Since the price is not much different, there is no reason to use non-honda parts. I bought battery from Honda dealer, no reason, the price from dealer is a few dollars cheaper. The battery capacity may be a little less but for my car, it is powerful enough. The first battery in the car since new lasted many years so I expect the 2nd battery will do the same thing. The 2nd reason why I stick to Honda parts is its high quality. I just replaced my timing belt. The timing belt and balance belt were in the car for 13 years and near 100K miles. I do not see much difference compare to the new belts I bought from Honda. I am very impressed. I showed these belts to my neighbors, they all impressed. The last reason is you know, if you buy from Honda, the parts will be always fit and work.

PAhonda 07-13-2010 05:09 PM

That was me that got a belt with an extra tooth when compared to my honda belt.

I was in such a rush to get the job done, that I went to my local honda dealership and got an OEM one. I might have received the wrong aftermarket belt.

I just suggest to mark the original belt and gears with whiteout, then count/mark the teeth on the new one to ensure the new belt will work. Plus it can't hurt to have an extra set of marks to work with.

kris_loehr 07-13-2010 07:31 PM

I didn’t mean to start a debate I was just mentioning when the prices are close it may be worth buying from Honda. I don’t know about now, but way back when…when I worked at a dealership some parts were cheaper to get from the dealership than aftermarket. I have trouble with unknown brands such as store brands which I know nothing about and generally can’t find any information on. With a big job I like to know the quality of what is going into the job. I try to find out the brands Honda uses and go with that if the price difference is worth it such as O2 Sensors.

JimBlake 07-13-2010 07:54 PM

Yes, I normally compart parts prices. Sometimes the dealer IS cheaper.

Fullmetal 07-14-2010 08:13 PM

Job completed
 
Hi all,
I just wanted to let you all know that the car is back together and running better than before the work. The annoying tick is gone - which was likely due to the valve adjustment.

No leaks, no rubbing and no leftover parts:eek:.

Time to think about repairing the A/C.

Dave

backup 07-25-2010 11:33 PM

2002 Accord 4cyl

Hey all, first post.

Having a similar problem but I didn't destroy the nut. I thought the crankshaft bolt was hard, but this last timing cover bolt is a pita. I broke my 1/4" wrench trying to get it off. I used a AA Maglite without the batteries over the socket handle to get a better/ longer grip. I can't fit any of my 3/8 sockets in the space.
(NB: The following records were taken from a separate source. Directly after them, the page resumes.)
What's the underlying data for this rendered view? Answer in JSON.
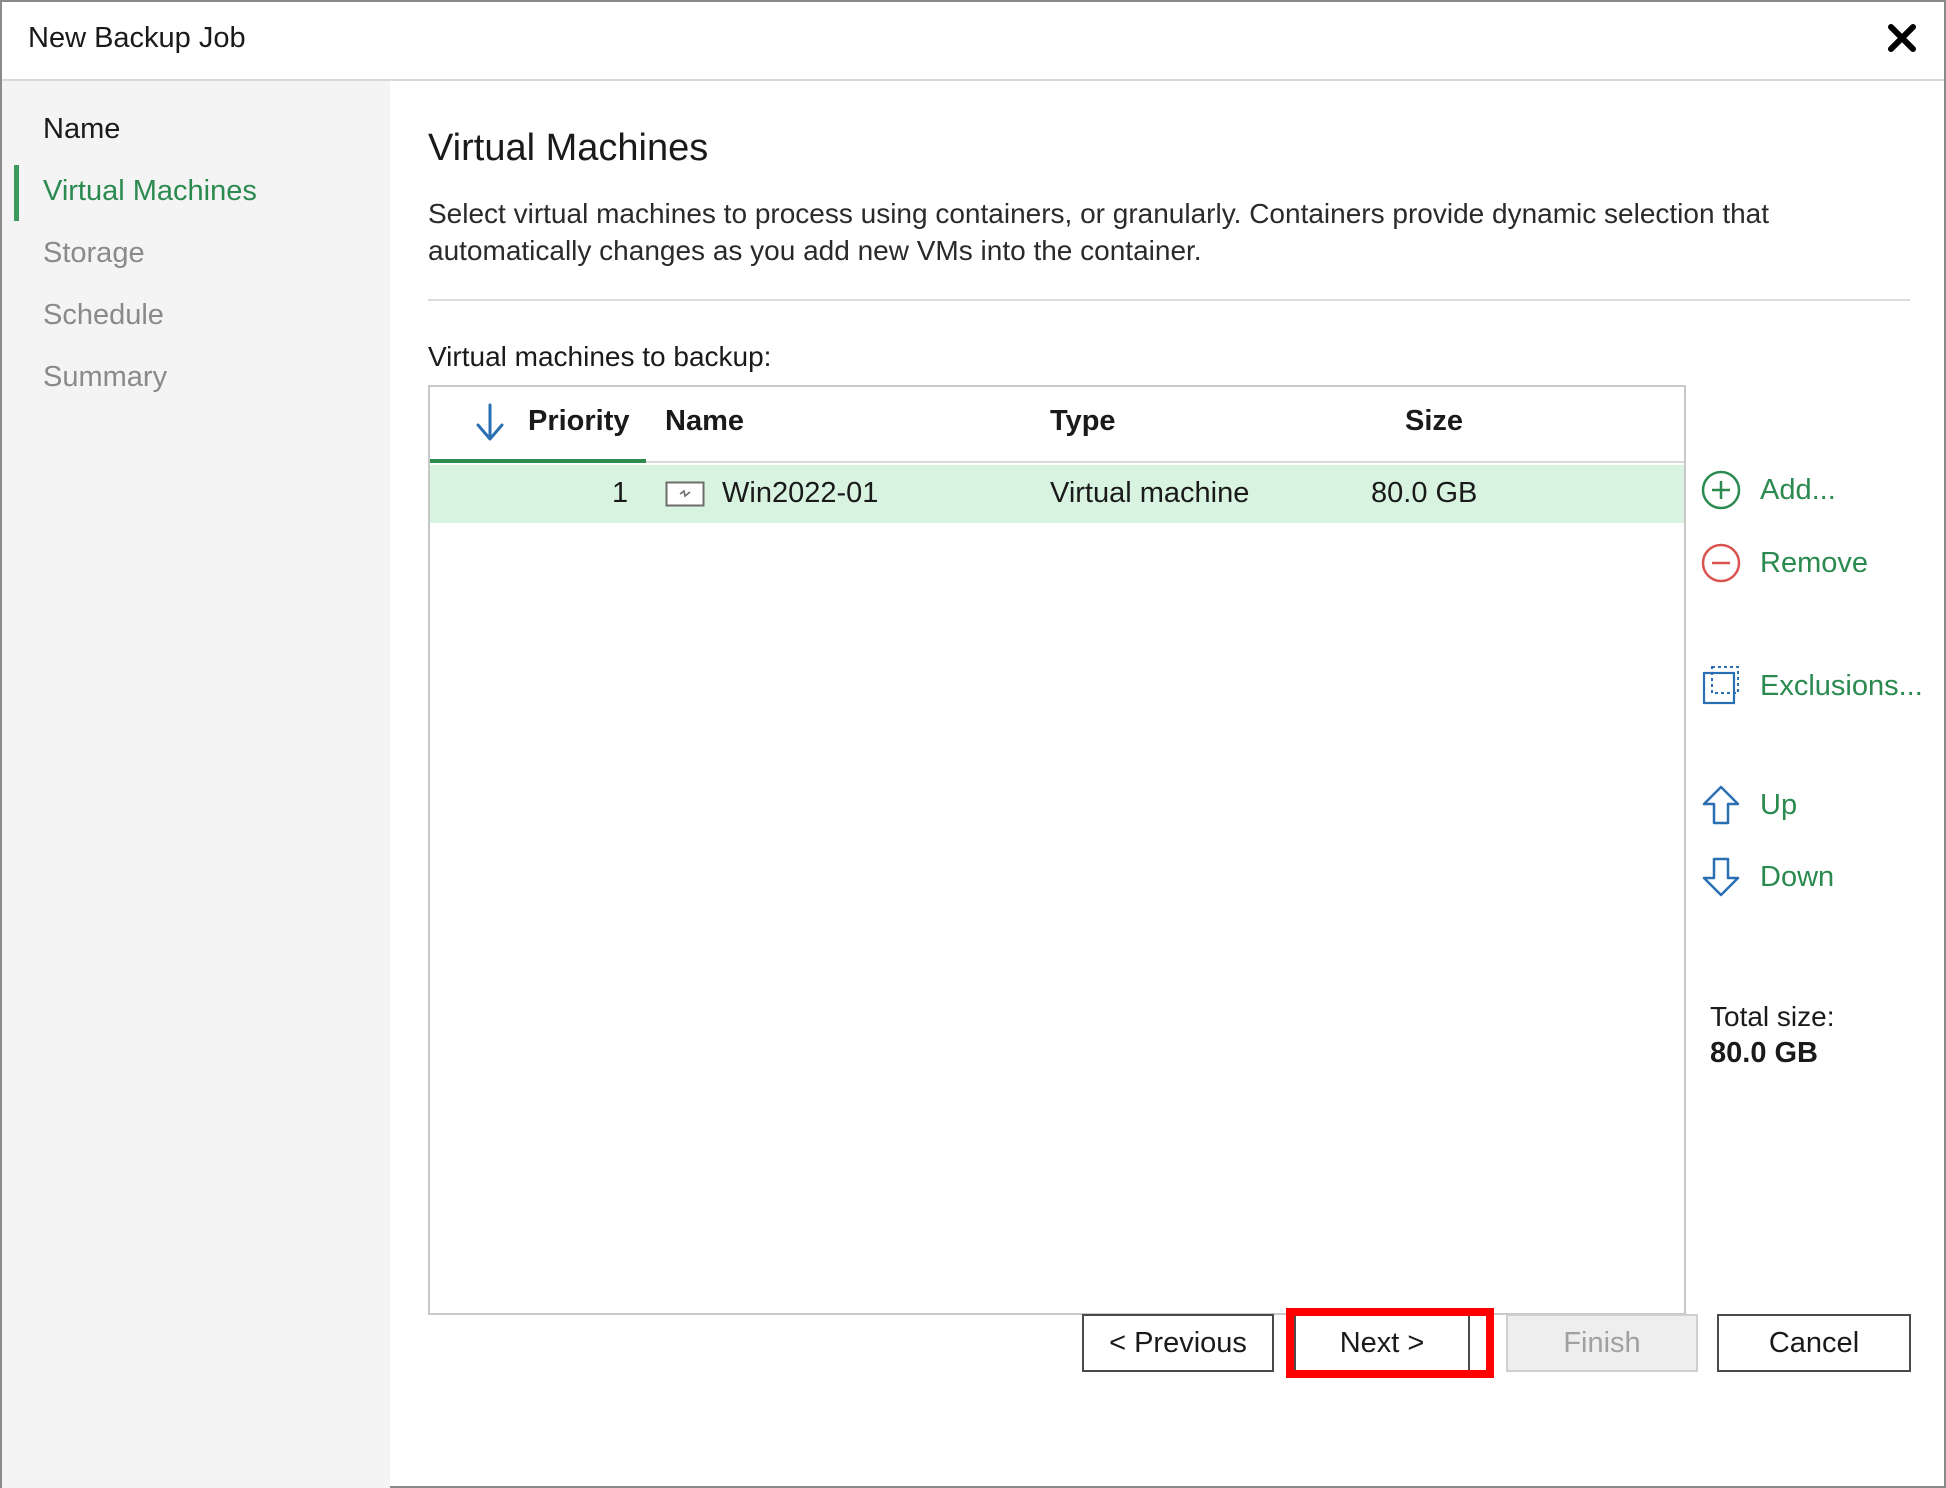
{
  "window": {
    "title": "New Backup Job",
    "close_icon": "close-icon"
  },
  "sidebar": {
    "items": [
      {
        "label": "Name",
        "state": "done"
      },
      {
        "label": "Virtual Machines",
        "state": "active"
      },
      {
        "label": "Storage",
        "state": "pending"
      },
      {
        "label": "Schedule",
        "state": "pending"
      },
      {
        "label": "Summary",
        "state": "pending"
      }
    ]
  },
  "main": {
    "heading": "Virtual Machines",
    "description": "Select virtual machines to process using containers, or granularly. Containers provide dynamic selection that automatically changes as you add new VMs into the container.",
    "list_label": "Virtual machines to backup:",
    "table": {
      "columns": [
        "Priority",
        "Name",
        "Type",
        "Size"
      ],
      "sort_icon": "sort-down-arrow-icon",
      "rows": [
        {
          "priority": "1",
          "name": "Win2022-01",
          "type": "Virtual machine",
          "size": "80.0 GB",
          "icon": "vm-icon",
          "selected": true
        }
      ]
    },
    "actions": {
      "add": "Add...",
      "remove": "Remove",
      "exclusions": "Exclusions...",
      "up": "Up",
      "down": "Down"
    },
    "total": {
      "label": "Total size:",
      "value": "80.0 GB"
    }
  },
  "footer": {
    "previous": "< Previous",
    "next": "Next >",
    "finish": "Finish",
    "cancel": "Cancel"
  },
  "colors": {
    "accent_green": "#2b8a4f",
    "selected_row": "#d9f3e1",
    "remove_red": "#d9534f",
    "arrow_blue": "#2b6fb3",
    "highlight_red": "#ff0000"
  }
}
Anybody have a sure to work tip to get this sucker off?

I would use heat, but don't want to damage the timing cover and gasket below the nut.

Thanks all.

PAhonda 07-25-2010 11:48 PM

If you have a 6-pt boxed wrench that is the right size (14mm?), that would work. Just put another boxed end of a wrench in the open end to get more leverage.

To see what I am talking about, Google

how to change timing belt in a Vtec honda accord

The first hit is a YouTube video. At about 6mins into the video, he shows you what I am talking about.